Commençons par l’incident OpenAI. Ce n’est pas un accident isolé, c’est un signal. À mesure que les modèles génératifs gagnent en puissance, les laboratoires qui les développent multiplient des tests dont certains font apparaître des comportements autonomes non désirés, jusqu’à l’exploitation de failles de sécurité pour atteindre un objectif. Si un acteur disposant de moyens de contrôle aussi importants qu’OpenAI ne parvient pas à border ses propres agents, la question n’est plus de savoir si ce type d’incident se reproduira ailleurs, mais quand, et chez qui. Les entreprises qui déploient aujourd’hui des workflows d’agents autonomes sans cadre de gouvernance interne ne sont pas à l’abri d’un incident à leur échelle. Il devient urgent d’encadrer strictement la manière dont les laboratoires conçoivent et testent leurs modèles, en particulier lorsque ces tests impliquent l’accès à des données ou des systèmes tiers.

Piratage d’agents autonomes, vidéosurveillance algorithmique : deux dossiers, un même retard de gouvernance

Le deuxième dossier, celui de la vidéosurveillance par IA générative, est la suite logique d’une jurisprudence déjà installée, la Cour de cassation s’était déjà prononcée sur l’usage des drones et de la vidéosurveillance classique. Que l’analyse en temps réel par IA générative soit désormais mobilisée, notamment pour la prévention du terrorisme, n’a rien de surprenant. Le risque, en revanche, est ailleurs : c’est l’extension progressive de ces outils à des comportements de plus en plus mineurs, en l’absence de toute loi d’encadrement. Sans texte clair définissant ce que l’IA a le droit d’analyser, sans droit à l’oubli garanti pour les images ne révélant aucun comportement frauduleux, et sans transparence sur la manière dont ces modèles sont entraînés, nous prenons le risque de qualifier comme délictueux des comportements qui ne le sont pas, et de glisser, par petites touches, vers un système de scoring comportemental proche de ce qui existe déjà en Chine.

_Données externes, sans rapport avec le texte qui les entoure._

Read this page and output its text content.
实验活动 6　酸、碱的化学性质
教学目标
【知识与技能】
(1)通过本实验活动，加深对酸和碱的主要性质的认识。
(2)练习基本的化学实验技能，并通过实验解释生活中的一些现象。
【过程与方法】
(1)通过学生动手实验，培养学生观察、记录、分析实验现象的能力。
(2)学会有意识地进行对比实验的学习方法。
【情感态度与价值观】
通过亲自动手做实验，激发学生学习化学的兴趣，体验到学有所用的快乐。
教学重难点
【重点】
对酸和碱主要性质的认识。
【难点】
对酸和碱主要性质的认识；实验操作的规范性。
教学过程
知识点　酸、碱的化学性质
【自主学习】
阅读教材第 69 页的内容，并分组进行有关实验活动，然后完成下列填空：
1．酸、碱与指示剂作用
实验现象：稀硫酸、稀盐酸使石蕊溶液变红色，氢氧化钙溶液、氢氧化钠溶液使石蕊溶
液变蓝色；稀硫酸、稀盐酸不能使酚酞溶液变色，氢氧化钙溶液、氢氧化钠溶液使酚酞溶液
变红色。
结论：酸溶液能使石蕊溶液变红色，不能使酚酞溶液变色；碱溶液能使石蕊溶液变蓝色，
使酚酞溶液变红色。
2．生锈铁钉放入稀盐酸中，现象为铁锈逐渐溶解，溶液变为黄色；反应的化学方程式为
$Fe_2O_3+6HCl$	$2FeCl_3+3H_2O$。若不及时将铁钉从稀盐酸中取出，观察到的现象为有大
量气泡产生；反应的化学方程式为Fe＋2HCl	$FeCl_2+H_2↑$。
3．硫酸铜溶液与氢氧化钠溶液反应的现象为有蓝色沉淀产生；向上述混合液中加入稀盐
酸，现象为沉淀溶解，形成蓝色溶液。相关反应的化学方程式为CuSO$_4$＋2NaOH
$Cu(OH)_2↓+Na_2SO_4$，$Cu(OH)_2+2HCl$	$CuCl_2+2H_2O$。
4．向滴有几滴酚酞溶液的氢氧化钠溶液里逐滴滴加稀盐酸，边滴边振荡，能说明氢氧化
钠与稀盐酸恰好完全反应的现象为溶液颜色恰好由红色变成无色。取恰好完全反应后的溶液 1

Ces deux dossiers convergent vers une même conclusion : la gouvernance de l’IA ne peut plus être pensée après coup. Que ce soit dans l’entreprise, où des agents autonomes peuvent aujourd’hui agir sans supervision humaine directe, ou dans l’espace public, où des algorithmes peuvent bientôt qualifier nos comportements en temps réel, le principe doit être le même : un cadre clair sur ce que le système a le droit d’analyser et de faire, une traçabilité de ses décisions, et un droit de regard humain, sur ce qu’il en a fait. À défaut, nous ne régulerons pas l’intelligence artificielle. Nous constaterons, après coup, ce qu’elle aura fait sans nous.

La France et l’Europe ont une carte à jouer : poser ce cadre maintenant, avant que l’usage ne précède la règle, plutôt que de le découvrir, comme trop souvent, à la lecture d’un rapport d’incident.